Basketball really fascinates me. I love the fact that it provides a huge canvas to show off athleticism. I love the precision of shooting from long-range or finishing with some elaborate spin at the rim. The strategy of spacing and off-ball movement is really a work of art, when done well.
While many of the great moments of basketball come from the offensive end, when a team rises up to play elite defense something exciting happens in a game. Watching a player take a charge, or sprint back to stop a fast break, or fly into the paint to grab a rebound is electrifying.
Vanguard Wellesley has that kind of powerful defense. Wellesley has been around since 1970, and has a relative (Wellington Fund) that has been around since before the Great Depression. Wellington Fund is closed to new investors, so I decided to look at its more conservative cousin Wellesley.

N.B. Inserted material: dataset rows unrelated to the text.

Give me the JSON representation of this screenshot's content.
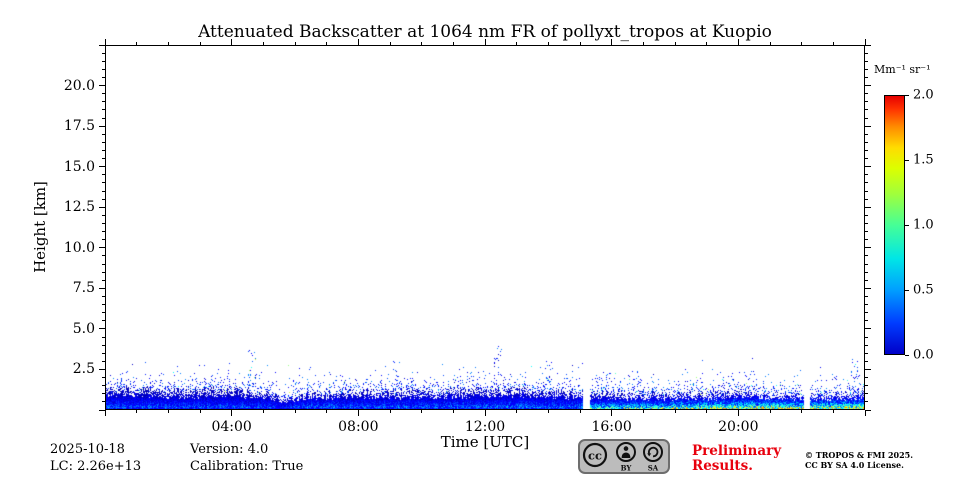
{
  "title": "Attenuated Backscatter at 1064 nm FR of pollyxt_tropos at Kuopio",
  "axes": {
    "xlabel": "Time [UTC]",
    "ylabel": "Height [km]"
  },
  "footer": {
    "date": "2025-10-18",
    "lc": "LC: 2.26e+13",
    "version": "Version: 4.0",
    "calibration": "Calibration: True",
    "preliminary": "Preliminary Results.",
    "copyright_line1": "© TROPOS & FMI 2025.",
    "copyright_line2": "CC BY SA 4.0 License.",
    "cc": {
      "cc": "cc",
      "by": "BY",
      "sa": "SA"
    }
  },
  "colors": {
    "preliminary_text": "#e8000d",
    "axis": "#000000",
    "background": "#ffffff"
  },
  "chart_data": {
    "type": "heatmap",
    "title": "Attenuated Backscatter at 1064 nm FR of pollyxt_tropos at Kuopio",
    "xlabel": "Time [UTC]",
    "ylabel": "Height [km]",
    "x_range_hours": [
      0,
      24
    ],
    "x_tick_hours": [
      4,
      8,
      12,
      16,
      20
    ],
    "x_tick_labels": [
      "04:00",
      "08:00",
      "12:00",
      "16:00",
      "20:00"
    ],
    "ylim_km": [
      0,
      22.5
    ],
    "y_ticks_km": [
      2.5,
      5.0,
      7.5,
      10.0,
      12.5,
      15.0,
      17.5,
      20.0
    ],
    "grid": false,
    "colorbar": {
      "unit": "Mm⁻¹ sr⁻¹",
      "range": [
        0,
        2
      ],
      "ticks": [
        0.0,
        0.5,
        1.0,
        1.5,
        2.0
      ],
      "colormap": "jet",
      "position": "right",
      "stops": [
        [
          0.0,
          "#0000c8"
        ],
        [
          0.12,
          "#003cff"
        ],
        [
          0.25,
          "#00a0ff"
        ],
        [
          0.37,
          "#00e6e6"
        ],
        [
          0.5,
          "#46ff96"
        ],
        [
          0.62,
          "#a0ff3c"
        ],
        [
          0.72,
          "#dcff00"
        ],
        [
          0.8,
          "#ffdc00"
        ],
        [
          0.88,
          "#ff8c00"
        ],
        [
          0.95,
          "#ff3200"
        ],
        [
          1.0,
          "#e60000"
        ]
      ]
    },
    "data_gaps_hours": [
      [
        15.1,
        15.3
      ],
      [
        22.08,
        22.26
      ]
    ],
    "aerosol_layer": {
      "description": "Dense boundary-layer backscatter below ~1.2 km for the whole day; mostly blue/cyan (0.1-0.5 Mm-1 sr-1) before 15:00 UTC, turning green/yellow (0.8-1.4 Mm-1 sr-1) near the surface after ~15:30 UTC; clear air above ~2.5 km with sparse noise speckle.",
      "top_km": [
        [
          0,
          1.2
        ],
        [
          2,
          1.05
        ],
        [
          4,
          1.15
        ],
        [
          5,
          0.95
        ],
        [
          5.6,
          0.6
        ],
        [
          6.3,
          0.9
        ],
        [
          8,
          1.0
        ],
        [
          10,
          1.05
        ],
        [
          12,
          1.1
        ],
        [
          13,
          1.15
        ],
        [
          14,
          1.0
        ],
        [
          15,
          0.95
        ],
        [
          16,
          0.9
        ],
        [
          18,
          0.85
        ],
        [
          20,
          0.95
        ],
        [
          22,
          0.8
        ],
        [
          24,
          0.95
        ]
      ],
      "surface_value": [
        [
          0,
          0.45
        ],
        [
          5,
          0.42
        ],
        [
          5.6,
          0.3
        ],
        [
          6.3,
          0.45
        ],
        [
          15,
          0.48
        ],
        [
          15.4,
          0.85
        ],
        [
          17,
          0.95
        ],
        [
          19,
          1.1
        ],
        [
          20.5,
          1.25
        ],
        [
          22.5,
          1.15
        ],
        [
          24,
          1.3
        ]
      ],
      "speckle_max_km": 2.4,
      "speckle_spikes": [
        [
          4.6,
          3.6
        ],
        [
          9.2,
          3.0
        ],
        [
          12.4,
          4.0
        ],
        [
          14.0,
          3.0
        ],
        [
          23.7,
          3.2
        ]
      ]
    }
  }
}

Wellesley has a great parent, of course. It seems most everyone has heard of Vanguard, and for good reason. Vanguard has some of the best active and passive mutual funds as well as a host of extremely low-cost ETF's. We know that Wellesley has the institutional support to be the kind of fund that will be there in 50-100 years.
Wellesley is managed by a team, so it isn't subject to the risk of a star manager leaving. Some of the managers have been there since 2007/2008, others are fairly new. Wellington Management Company was founded in 1928, so as an institution they have seen a few economic events.
The Wellesley portfolio is about 40% stocks and 60% bonds, a very efficient exposure to stocks. The majority of the equity in the portfolio is in large cap value stocks, companies that are trading at a lower price relative to earnings. There is a modest weighting in foreign stocks.
The bond portion of the portfolio is all high-quality debt with some exposure to short-term, intermediate-term, and long-term bonds.
Over the last 20 years, the portfolio took $10,000 and compounded it into about $40,000, with only two calendar years of losses, 1999 and 2008. The economic crisis had the greatest drawdown, a loss of almost 19% from the peak in 2007 to the low point in February of 2009.
Wellesley is not comprehensive enough to be your whole portfolio, since it lacks meaningful exposure to small caps and emerging markets, but it could be a very effective tool for exposure to large cap value stocks and investment grade bonds.
Before you buy shares of Wellesley, learn the facts about the fund and measure your risk capacity and preference.